Après avoir considéré que les victimes ne pouvaient pas identifier les auteurs directs à cause de leur jeune âge et des circonstances dans lesquelles les crimes ont été commis, la cour a appliqué l’Article 25 du Statut de Rome. L’Article 25 contient plusieurs formes de responsabilité pénale dont les co-auteurs, les auteurs indirects et les complices dans les crimes commis par un groupe.


La cour a conclu que « le prévenu est responsable non pas parce qu’il a commis matériellement les faits, mais parce qu’il prit le risque d’adhérer à un mouvement subversif qu’il savait mener des viols à grande échelle. Ainsi, chaque membre répondra de sa participation à un tel mouvement et aux actes conséquences qui en sont résulté. » En d’autres termes, la cour a démontré que les accusés faisaient partie d’un groupe de personnes agissant dans un dessein commun. Le fait qu’ils aient intentionnellement contribué à des actes criminels de la milice, tout en sachant son intention de systématiquement violer des enfants, suffit à les tenir responsable des viols commis sur les filles du Kavumu.
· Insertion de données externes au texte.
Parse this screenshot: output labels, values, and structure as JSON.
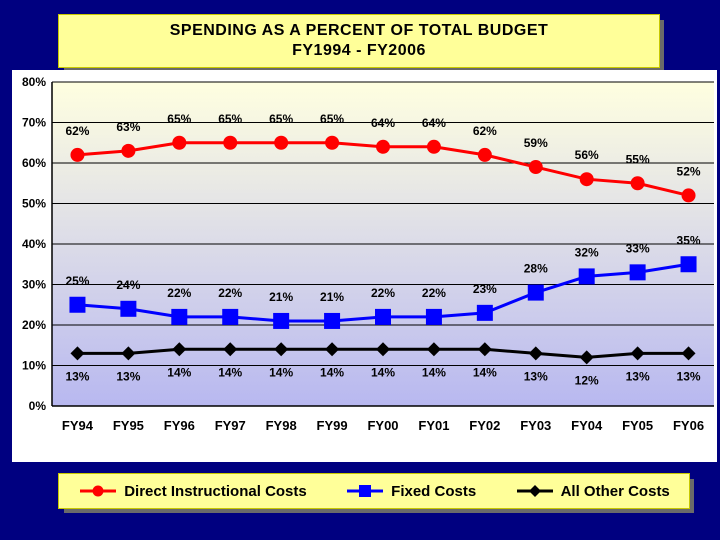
{
  "title": {
    "line1": "SPENDING AS A PERCENT OF TOTAL BUDGET",
    "line2": "FY1994 - FY2006"
  },
  "chart_data": {
    "type": "line",
    "categories": [
      "FY94",
      "FY95",
      "FY96",
      "FY97",
      "FY98",
      "FY99",
      "FY00",
      "FY01",
      "FY02",
      "FY03",
      "FY04",
      "FY05",
      "FY06"
    ],
    "ylim": [
      0,
      80
    ],
    "yticks": [
      "0%",
      "10%",
      "20%",
      "30%",
      "40%",
      "50%",
      "60%",
      "70%",
      "80%"
    ],
    "grid": true,
    "legend_position": "bottom",
    "series": [
      {
        "name": "Direct Instructional Costs",
        "color": "#ff0000",
        "marker": "circle",
        "values": [
          62,
          63,
          65,
          65,
          65,
          65,
          64,
          64,
          62,
          59,
          56,
          55,
          52
        ],
        "labels": [
          "62%",
          "63%",
          "65%",
          "65%",
          "65%",
          "65%",
          "64%",
          "64%",
          "62%",
          "59%",
          "56%",
          "55%",
          "52%"
        ]
      },
      {
        "name": "Fixed Costs",
        "color": "#0000ff",
        "marker": "square",
        "values": [
          25,
          24,
          22,
          22,
          21,
          21,
          22,
          22,
          23,
          28,
          32,
          33,
          35
        ],
        "labels": [
          "25%",
          "24%",
          "22%",
          "22%",
          "21%",
          "21%",
          "22%",
          "22%",
          "23%",
          "28%",
          "32%",
          "33%",
          "35%"
        ]
      },
      {
        "name": "All Other Costs",
        "color": "#000000",
        "marker": "diamond",
        "values": [
          13,
          13,
          14,
          14,
          14,
          14,
          14,
          14,
          14,
          13,
          12,
          13,
          13
        ],
        "labels": [
          "13%",
          "13%",
          "14%",
          "14%",
          "14%",
          "14%",
          "14%",
          "14%",
          "14%",
          "13%",
          "12%",
          "13%",
          "13%"
        ]
      }
    ]
  }
}
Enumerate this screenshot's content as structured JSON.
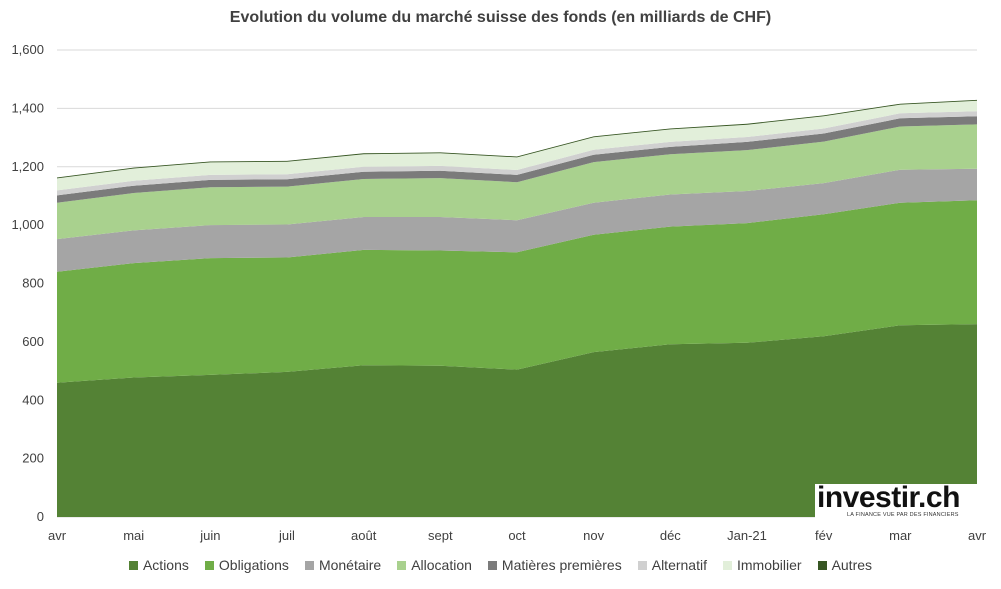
{
  "chart_data": {
    "type": "area",
    "stacked": true,
    "title": "Evolution du volume du marché suisse des fonds (en milliards de CHF)",
    "categories": [
      "avr",
      "mai",
      "juin",
      "juil",
      "août",
      "sept",
      "oct",
      "nov",
      "déc",
      "Jan-21",
      "fév",
      "mar",
      "avr"
    ],
    "ylim": [
      0,
      1600
    ],
    "yticks": [
      "0",
      "200",
      "400",
      "600",
      "800",
      "1,000",
      "1,200",
      "1,400",
      "1,600"
    ],
    "ytick_values": [
      0,
      200,
      400,
      600,
      800,
      1000,
      1200,
      1400,
      1600
    ],
    "grid": true,
    "legend_position": "bottom",
    "series": [
      {
        "name": "Actions",
        "color": "#548235",
        "values": [
          460,
          478,
          487,
          497,
          520,
          518,
          505,
          565,
          592,
          597,
          619,
          657,
          661
        ]
      },
      {
        "name": "Obligations",
        "color": "#70ad47",
        "values": [
          380,
          392,
          400,
          392,
          395,
          395,
          402,
          402,
          403,
          410,
          418,
          420,
          424
        ]
      },
      {
        "name": "Monétaire",
        "color": "#a5a5a5",
        "values": [
          112,
          112,
          113,
          113,
          113,
          115,
          110,
          110,
          110,
          110,
          107,
          113,
          108
        ]
      },
      {
        "name": "Allocation",
        "color": "#a9d18e",
        "values": [
          125,
          128,
          130,
          130,
          130,
          133,
          130,
          139,
          138,
          140,
          142,
          148,
          152
        ]
      },
      {
        "name": "Matières premières",
        "color": "#7b7b7b",
        "values": [
          25,
          25,
          25,
          25,
          25,
          25,
          25,
          25,
          25,
          28,
          28,
          28,
          28
        ]
      },
      {
        "name": "Alternatif",
        "color": "#d0d0d0",
        "values": [
          17,
          17,
          17,
          17,
          17,
          17,
          17,
          17,
          17,
          17,
          17,
          17,
          17
        ]
      },
      {
        "name": "Immobilier",
        "color": "#e2efda",
        "values": [
          41,
          42,
          43,
          43,
          43,
          43,
          43,
          43,
          43,
          42,
          42,
          30,
          36
        ]
      },
      {
        "name": "Autres",
        "color": "#375623",
        "values": [
          3,
          3,
          3,
          3,
          3,
          3,
          3,
          3,
          3,
          3,
          3,
          3,
          3
        ]
      }
    ]
  },
  "gridline_color": "#d9d9d9",
  "logo": {
    "text": "investir.ch",
    "tagline": "LA FINANCE VUE PAR DES FINANCIERS"
  }
}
En appliquant l’Article 25 du Statut de Rome, la cour militaire a pu résoudre la question de la criminalité collective dans les attaques de Kavumu et tenir les membres de la milice responsables de leur action.


Conclusion


La poursuite pénale pour les crimes de masse présente des défis considérables pour toute juridiction, nationale ou internationale. En plus de la complexité du contexte dans lequel ces crimes sont typiquement commis, collecter des témoignages– en particulier quand il s’agit d’enfants-victimes – et prouver la responsabilité pénale individuelle quand les auteurs directs ne peuvent être identifiés sont des tâches colossales. Le manque de mesures appropriées de sécurité et de protection, de plus que l’existence de dispositions sur l’immunité protégeant les fonctionnaires peuvent encore poser problème.


Dans l’affaire du Kavumu, les autorités judiciaires congolaises, travaillant avec des partenaires locaux et internationaux, sont arrivées à surmonter des enjeux complexes d’une façon concrète et innovante, donnant un exemple important pour la lutte mondiale contre l’impunité des crimes en vertu du droit international et démontrant le potentiel du système de complémentarité ancré dans le Statut de Rome de la CPI.



Daniele Perissi et Elsa Taquet sont des conseillers juridiques travaillant sur le projet RDC pour TRIAL International, une organisation non-gouvernementale luttant contre l’impunité pour les crimes internationaux et soutenant les victimes dans leur quête de justice. TRIAL International a constitué et entraîné un collectif d’avocats congolais représentant les filles du Kavumu et leurs familles. Ils ont contribué à documenter l’affaire ainsi qu’à élaborer la stratégie juridique et judiciaire adoptée par les parties civiles au procès du Kavumu.